I read the blogs of quite a few instructional design gurus. Actually I tend to binge-read them, then go off the whole idea for a while until my interest revives. But that’s another story. One of my favourites is Clark Quinn, for the sharpness of his analytic mind but openness to new ideas.
I recently came across a series of posts in which he describes an actual project and the decisions made from initial analysis to production. It’s not a ‘real’ project for a client but very close to being one.
One of my traits as a learner is that I tend to swallow principles whole. Then if I can’t put them into practice exactly as an expert describes, I think of myself as failing. I don’t take it so seriously now, I see it as just one of my behavioural patterns. But it used to be a big deal.

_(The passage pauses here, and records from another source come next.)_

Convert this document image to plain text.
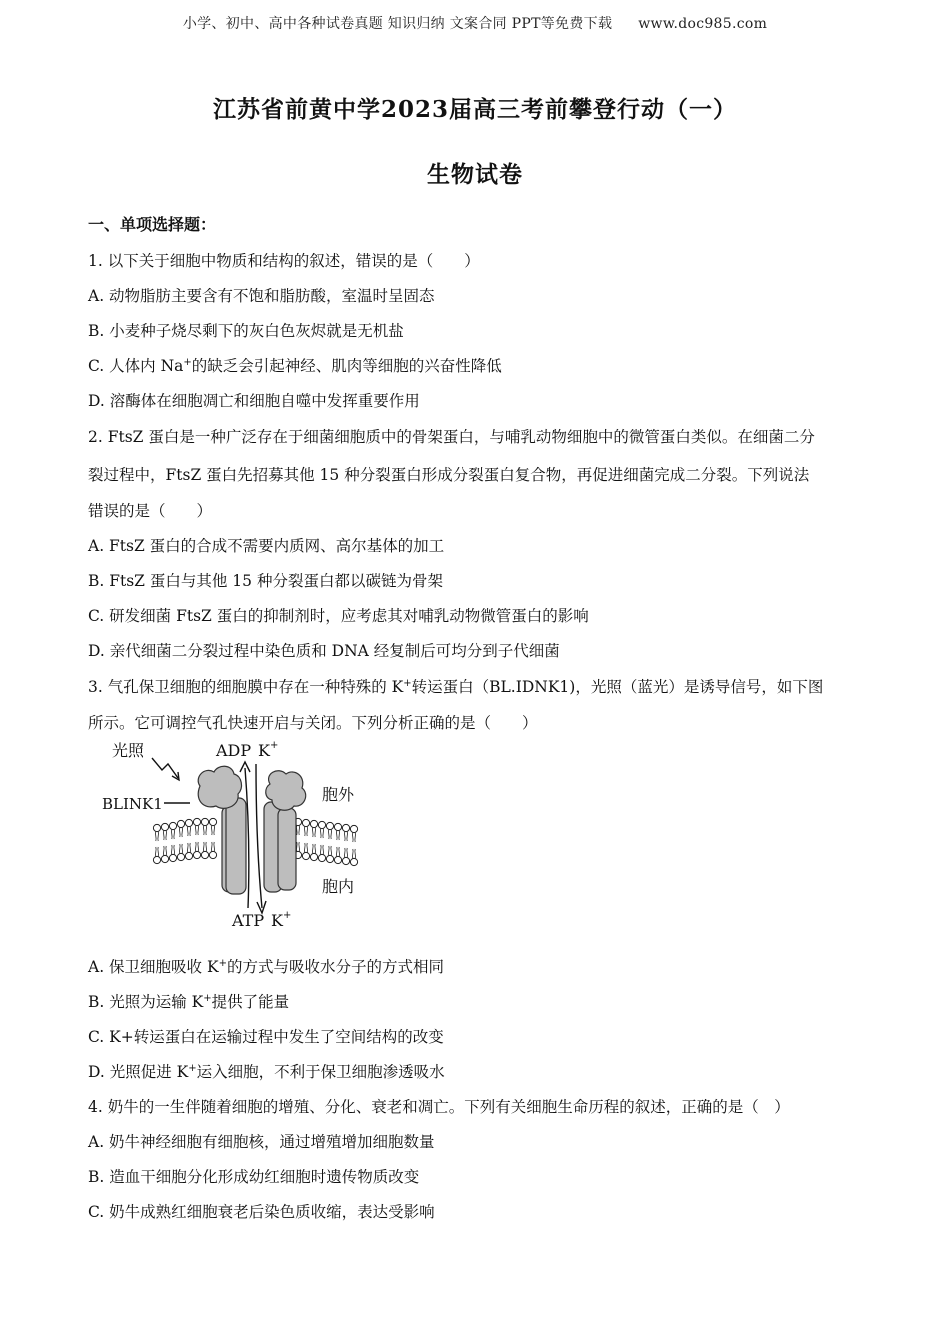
小学、初中、高中各种试卷真题 知识归纳 文案合同 PPT等免费下载 www.doc985.com
江苏省前黄中学2023届高三考前攀登行动（一）
生物试卷
一、单项选择题：
1. 以下关于细胞中物质和结构的叙述，错误的是（　　）
A. 动物脂肪主要含有不饱和脂肪酸，室温时呈固态
B. 小麦种子烧尽剩下的灰白色灰烬就是无机盐
C. 人体内 Na+的缺乏会引起神经、肌肉等细胞的兴奋性降低
D. 溶酶体在细胞凋亡和细胞自噬中发挥重要作用
2. FtsZ 蛋白是一种广泛存在于细菌细胞质中的骨架蛋白，与哺乳动物细胞中的微管蛋白类似。在细菌二分
裂过程中，FtsZ 蛋白先招募其他 15 种分裂蛋白形成分裂蛋白复合物，再促进细菌完成二分裂。下列说法
错误的是（　　）
A. FtsZ 蛋白的合成不需要内质网、高尔基体的加工
B. FtsZ 蛋白与其他 15 种分裂蛋白都以碳链为骨架
C. 研发细菌 FtsZ 蛋白的抑制剂时，应考虑其对哺乳动物微管蛋白的影响
D. 亲代细菌二分裂过程中染色质和 DNA 经复制后可均分到子代细菌
3. 气孔保卫细胞的细胞膜中存在一种特殊的 K+转运蛋白（BL.IDNK1)，光照（蓝光）是诱导信号，如下图
所示。它可调控气孔快速开启与关闭。下列分析正确的是（　　）
光照	ADP K +
BLINK1	胞外
胞内
ATP K +
A. 保卫细胞吸收 K+的方式与吸收水分子的方式相同
B. 光照为运输 K+提供了能量
C. K+转运蛋白在运输过程中发生了空间结构的改变
D. 光照促进 K+运入细胞，不利于保卫细胞渗透吸水
4. 奶牛的一生伴随着细胞的增殖、分化、衰老和凋亡。下列有关细胞生命历程的叙述，正确的是（　）
A. 奶牛神经细胞有细胞核，通过增殖增加细胞数量
B. 造血干细胞分化形成幼红细胞时遗传物质改变
C. 奶牛成熟红细胞衰老后染色质收缩，表达受影响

In this series of posts we see Clark Quinn and his colleagues make the kinds of compromises designers make every day, while still trying to stick closely to his principles – in order to test them out. Things like agile design and scenario-based learning. It’s a great read.

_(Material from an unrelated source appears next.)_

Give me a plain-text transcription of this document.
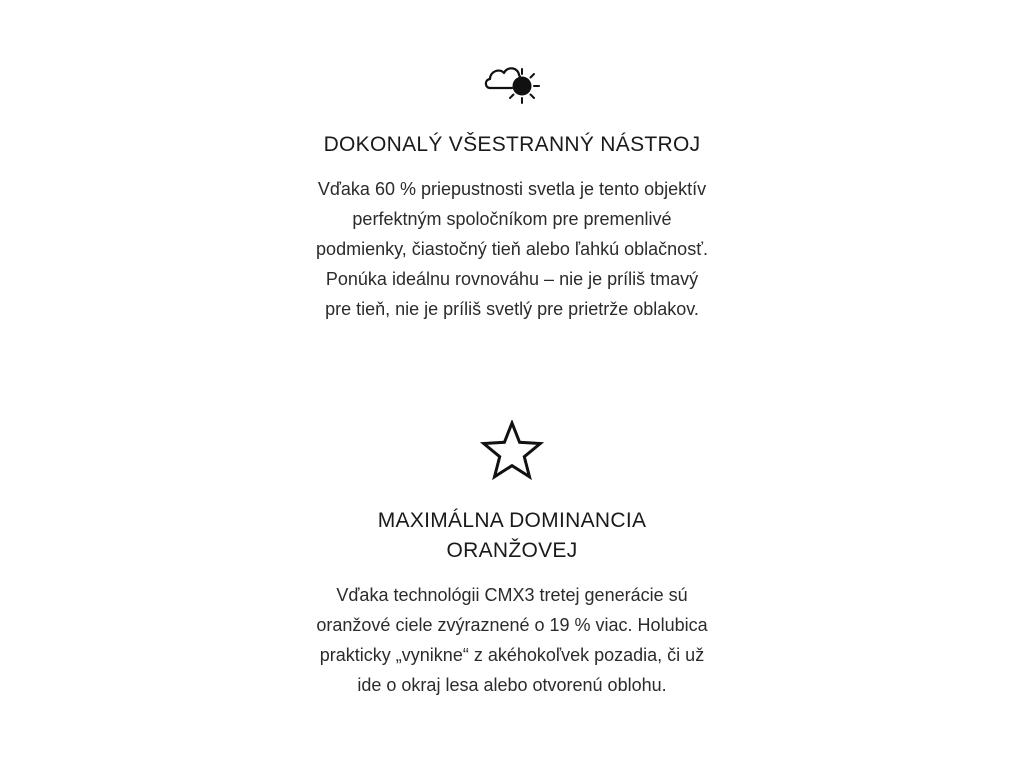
DOKONALÝ VŠESTRANNÝ NÁSTROJ

Vďaka 60 % priepustnosti svetla je tento objektív perfektným spoločníkom pre premenlivé podmienky, čiastočný tieň alebo ľahkú oblačnosť. Ponúka ideálnu rovnováhu – nie je príliš tmavý pre tieň, nie je príliš svetlý pre prietrže oblakov.

MAXIMÁLNA DOMINANCIA ORANŽOVEJ

Vďaka technológii CMX3 tretej generácie sú oranžové ciele zvýraznené o 19 % viac. Holubica prakticky „vynikne“ z akéhokoľvek pozadia, či už ide o okraj lesa alebo otvorenú oblohu.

The first post talks about their initial plans, and how they settled on a topic.
The second post talks about their initial design decisions, scoping the overall course.
The third post talks about their detailed design decisions.

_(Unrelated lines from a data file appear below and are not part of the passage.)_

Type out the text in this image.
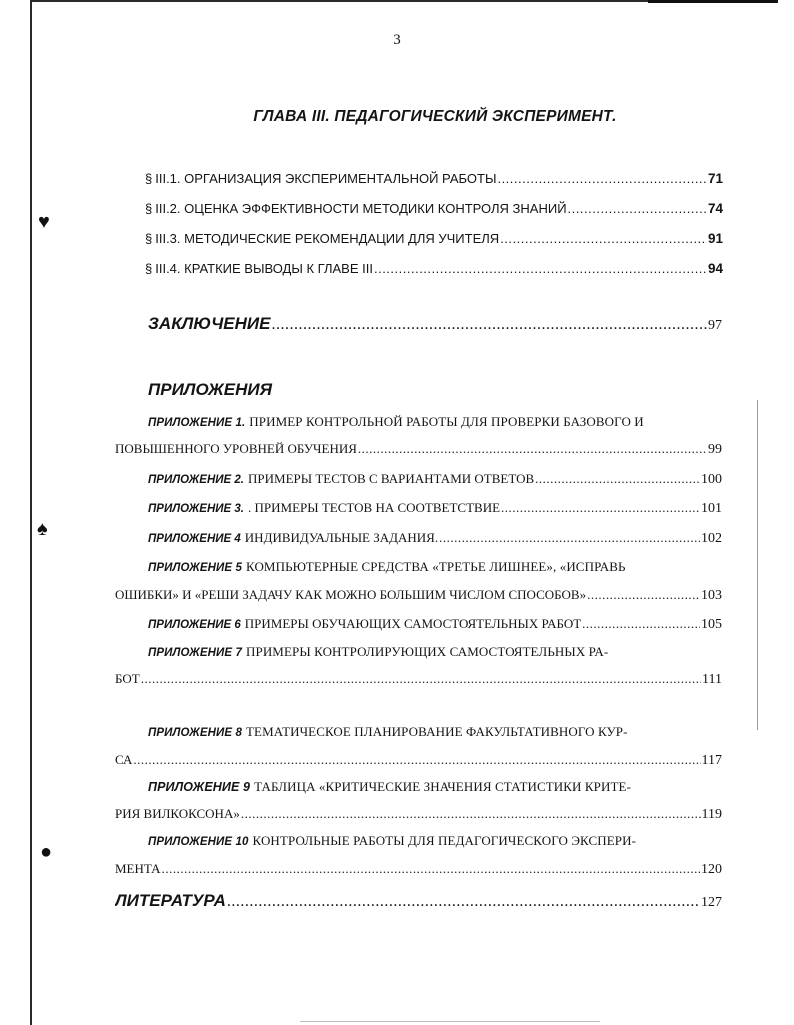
♥
♠
●
3
ГЛАВА III. ПЕДАГОГИЧЕСКИЙ ЭКСПЕРИМЕНТ.
§ III.1. ОРГАНИЗАЦИЯ ЭКСПЕРИМЕНТАЛЬНОЙ РАБОТЫ .....	71
§ III.2. ОЦЕНКА ЭФФЕКТИВНОСТИ МЕТОДИКИ КОНТРОЛЯ ЗНАНИЙ .....	74
§ III.3. МЕТОДИЧЕСКИЕ РЕКОМЕНДАЦИИ ДЛЯ УЧИТЕЛЯ .....	91
§ III.4. КРАТКИЕ ВЫВОДЫ К ГЛАВЕ III .....	94
ЗАКЛЮЧЕНИЕ .....	97
ПРИЛОЖЕНИЯ
ПРИЛОЖЕНИЕ 1. ПРИМЕР КОНТРОЛЬНОЙ РАБОТЫ ДЛЯ ПРОВЕРКИ БАЗОВОГО И
ПОВЫШЕННОГО УРОВНЕЙ ОБУЧЕНИЯ .....	99
ПРИЛОЖЕНИЕ 2. ПРИМЕРЫ ТЕСТОВ С ВАРИАНТАМИ ОТВЕТОВ .....	100
ПРИЛОЖЕНИЕ 3. . ПРИМЕРЫ ТЕСТОВ НА СООТВЕТСТВИЕ .....	101
ПРИЛОЖЕНИЕ 4 ИНДИВИДУАЛЬНЫЕ ЗАДАНИЯ. .....	102
ПРИЛОЖЕНИЕ 5 КОМПЬЮТЕРНЫЕ СРЕДСТВА «ТРЕТЬЕ ЛИШНЕЕ», «ИСПРАВЬ
ОШИБКИ» И «РЕШИ ЗАДАЧУ КАК МОЖНО БОЛЬШИМ ЧИСЛОМ СПОСОБОВ» .....	103
ПРИЛОЖЕНИЕ 6 ПРИМЕРЫ ОБУЧАЮЩИХ САМОСТОЯТЕЛЬНЫХ РАБОТ .....	105
ПРИЛОЖЕНИЕ 7 ПРИМЕРЫ КОНТРОЛИРУЮЩИХ САМОСТОЯТЕЛЬНЫХ РА-
БОТ .....	111
ПРИЛОЖЕНИЕ 8 ТЕМАТИЧЕСКОЕ ПЛАНИРОВАНИЕ ФАКУЛЬТАТИВНОГО КУР-
СА .....	117
ПРИЛОЖЕНИЕ 9 ТАБЛИЦА «КРИТИЧЕСКИЕ ЗНАЧЕНИЯ СТАТИСТИКИ КРИТЕ-
РИЯ ВИЛКОКСОНА» .....	119
ПРИЛОЖЕНИЕ 10 КОНТРОЛЬНЫЕ РАБОТЫ ДЛЯ ПЕДАГОГИЧЕСКОГО ЭКСПЕРИ-
МЕНТА .....	120
ЛИТЕРАТУРА .....	127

And the fourth post talks about their development process.
In Clark’s words
I described how a team of instructional designers and developers went about settling on the objectives for what we decided to call our “Future of Work” course, working out loud and in honor of Jay Cross. My purpose in these “Deeper Design” articles is to demonstrate the process that the team went through, applying design elements that go beyond traditional instructional design (ID).